Ange Postecoglou od zawsze wyznawał filozofię opartą na posiadaniu piłki. Chciał, aby gra jego drużyny była przyjemna dla oka. Tak, jak chciał jego tata. To on zaszczepił w młodym Ange miłość do futbolu, który według niego powinien dawać radość ludziom przychodzącym na stadiony.

Australijczyk wychodzi z założenia, że prowadzone przez niego zespoły mają mieć futbolówkę przy nodze. A gdy jest odwrotnie, jego gracze powinni jak najszybciej zareagować i odebrać ją rywalowi. To wiąże się też z kolejnym aspektem charakteryzującym drużyny Ange'a Postecoglou, czyli wysokim pressingiem. W sezonie 2021/2022 Celtic Glasgow znalazł się na drugim miejscu pod względem ilości odbiorów piłki po wykonaniu skoku pressingowego w odległości mniejszej niż 40 metrów od bramki rywala w całej lidze szkockiej (298). Podczas następnej kampanii "The Bhoys" nie mieli już sobie równych, zaliczając 342 odbiory w fazie wysokiego pressingu.

Jedną z ważniejszych zmian, jaką zaaplikował Ange Postecoglou, była zmiana formacji. W poprzednich sezonach Tottenham był przyzwyczajony do systemu gry z trzema środkowymi obrońcami. Najczęściej używano zestawienia 3-4-3. Postecoglou postawił na sprawdzone przez siebie (umowne) 4-3-3, którego używał podczas pracy w Celticu. Szczególnie istotnym elementem było przejście z trójki na czwórkę obrońców, a także to, jak role bocznych defensorów postrzega Australijczyk. Aby to zwizualizować, przygotowaliśmy poniższą grafikę.

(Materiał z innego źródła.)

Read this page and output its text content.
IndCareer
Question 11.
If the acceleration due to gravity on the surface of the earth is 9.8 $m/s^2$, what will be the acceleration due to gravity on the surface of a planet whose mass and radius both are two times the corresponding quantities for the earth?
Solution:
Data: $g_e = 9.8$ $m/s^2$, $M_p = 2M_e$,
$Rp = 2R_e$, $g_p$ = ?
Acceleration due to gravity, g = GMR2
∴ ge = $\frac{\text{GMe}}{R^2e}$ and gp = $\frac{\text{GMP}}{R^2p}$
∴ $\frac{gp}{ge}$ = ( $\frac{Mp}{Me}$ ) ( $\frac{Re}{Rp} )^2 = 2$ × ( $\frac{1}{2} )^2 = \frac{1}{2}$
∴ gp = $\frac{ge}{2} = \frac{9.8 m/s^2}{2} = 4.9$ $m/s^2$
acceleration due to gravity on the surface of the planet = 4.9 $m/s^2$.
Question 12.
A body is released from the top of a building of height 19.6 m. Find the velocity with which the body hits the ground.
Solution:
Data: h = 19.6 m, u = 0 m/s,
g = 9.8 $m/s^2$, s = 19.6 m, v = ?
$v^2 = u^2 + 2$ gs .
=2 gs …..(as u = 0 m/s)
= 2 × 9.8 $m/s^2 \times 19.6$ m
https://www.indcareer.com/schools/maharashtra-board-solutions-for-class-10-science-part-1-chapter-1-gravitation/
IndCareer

Na niej widzimy, że Tottenham, będąc w fazie posiadania piłki, przyjmuje formację 2-3-5 z dwoma bocznymi obrońcami schodzącymi do środka (wyróżnieni na grafice). Pomaga to Spurs w przeniesieniu futbolówki do wyższych partii boiska, a także w umiejętnym wychodzeniu spod wysokiego pressingu przeciwnika poprzez tworzenie trójkątów między piłkarzami. Ponadto boczni defensorzy, znajdując się w tzw. "półprzestrzeniach", po otrzymaniu podania mogą obrócić się w stronę bramki rywala i napędzić akcję ofensywną swojego zespołu. A gdy piłka powędruje do szeroko ustawionego skrzydłowego, wówczas ich zadaniem jest wbiegnięcie na wolną przestrzeń.

Nowe życie

Ange Postecoglou odmienił Tottenham nie tylko na płaszczyźnie taktycznej, ale i personalnej. Rzecz jasna największą stratą było odejście Harry'ego Kane'a. Angielski snajper był od kilku dobrych lat gwarancją kilkunastu strzelonych goli w sezonie. W końcu przyszedł czas na rozstanie, ale Ange Postecoglou sprawił, że na ten moment żaden z kibiców Spurs nie płacze po odejściu 30-latka do Bayernu Monachium. W letnim oknie transferowym Australijczyk dokonał reorganizacji szatni. Z klubem pożegnali się m.in. Harry Winks (Leicester City) oraz Davinson Sanchez (Galatasaray), a na wypożyczenia udali się gracze tacy jak Djed Spence, Tanguy Ndombele, Sergio Reguilon czy Japhet Tanganga. Do północnego Londynu zawitały natomiast nowe twarze. Sprowadzono Jamesa Maddisona, Micky'ego van de Vena, Guglielmo Vicario, Manora Solomona, Brennana Johnsona i nastoletnich jeszcze Alejo Veliza oraz Ashleya Phillipsa. Po okresach wypożyczeń w Tottenhamie na stałe zostali Dejan Kulusevski, a także Pedro Porro.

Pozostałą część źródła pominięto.